DroneShield
- Company type: Public company
- Traded as: ASX: DRO
- Industry: Defense technology
- Founded: 2014
- Founders: Brian Hearing John Franklin
- Headquarters: Sydney, Australia
- Key people: Angus Bean (CEO & Managing Director)
- Products: Counter-drone systems, electronic warfare equipment
- Website: droneshield.com

= DroneShield =

Australian counter-drone technology company

DroneShield is an Australian defense technology company specializing in counter-drone systems and electronic warfare solutions. As of 2024, it is Australia's most valuable publicly listed defense company by market capitalization.

== History ==
DroneShield was founded in 2014 by Brian Hearing and John Franklin, two defense industry researchers. The company originated from work on acoustic detection systems initially designed for mosquito detection. The founders pivoted to developing counter-drone technology after identifying military and security applications for similar detection methods.

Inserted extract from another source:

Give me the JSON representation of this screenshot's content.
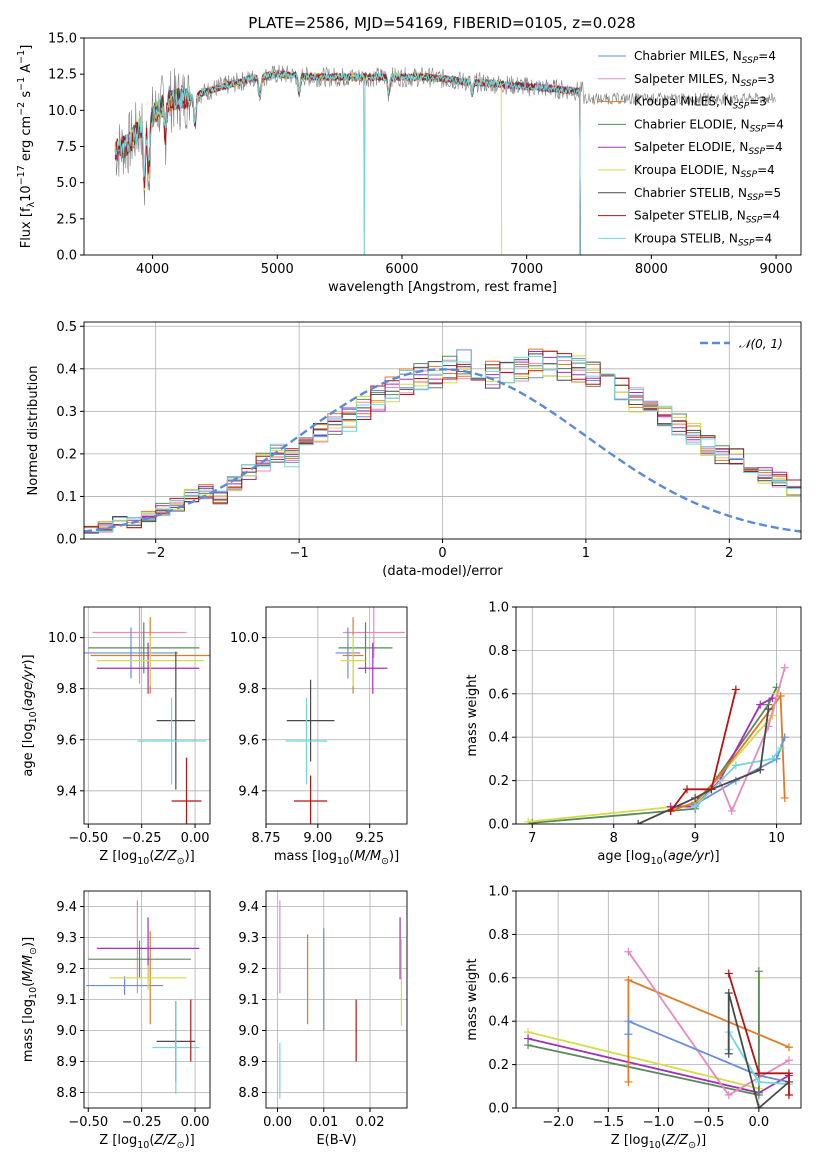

The company listed on the Australian Securities Exchange in 2016, raising A$7 million at a valuation of A$20 million. Oleg Vornik serves as the company's chief executive officer, having joined in 2015.

DroneShield's stock experienced significant growth in 2024, becoming the best-performing stock on the S&P/ASX 200 index. The company achieved a market capitalization of A$2.9 billion (US$1.9 billion) and reported record quarterly revenue in the third quarter of 2024.

== Operations ==
DroneShield's products are deployed in over 40 countries, including the United States, Canada, France, and Poland. The company's technology has been utilized in the Ukraine conflict. Manufacturing operations are based in Sydney, with plans to expand production capabilities to Europe and North America.

The company distributes products through partnerships, including with BT Group in the United Kingdom. Major customers include military organizations, airports, correctional facilities, and law enforcement agencies.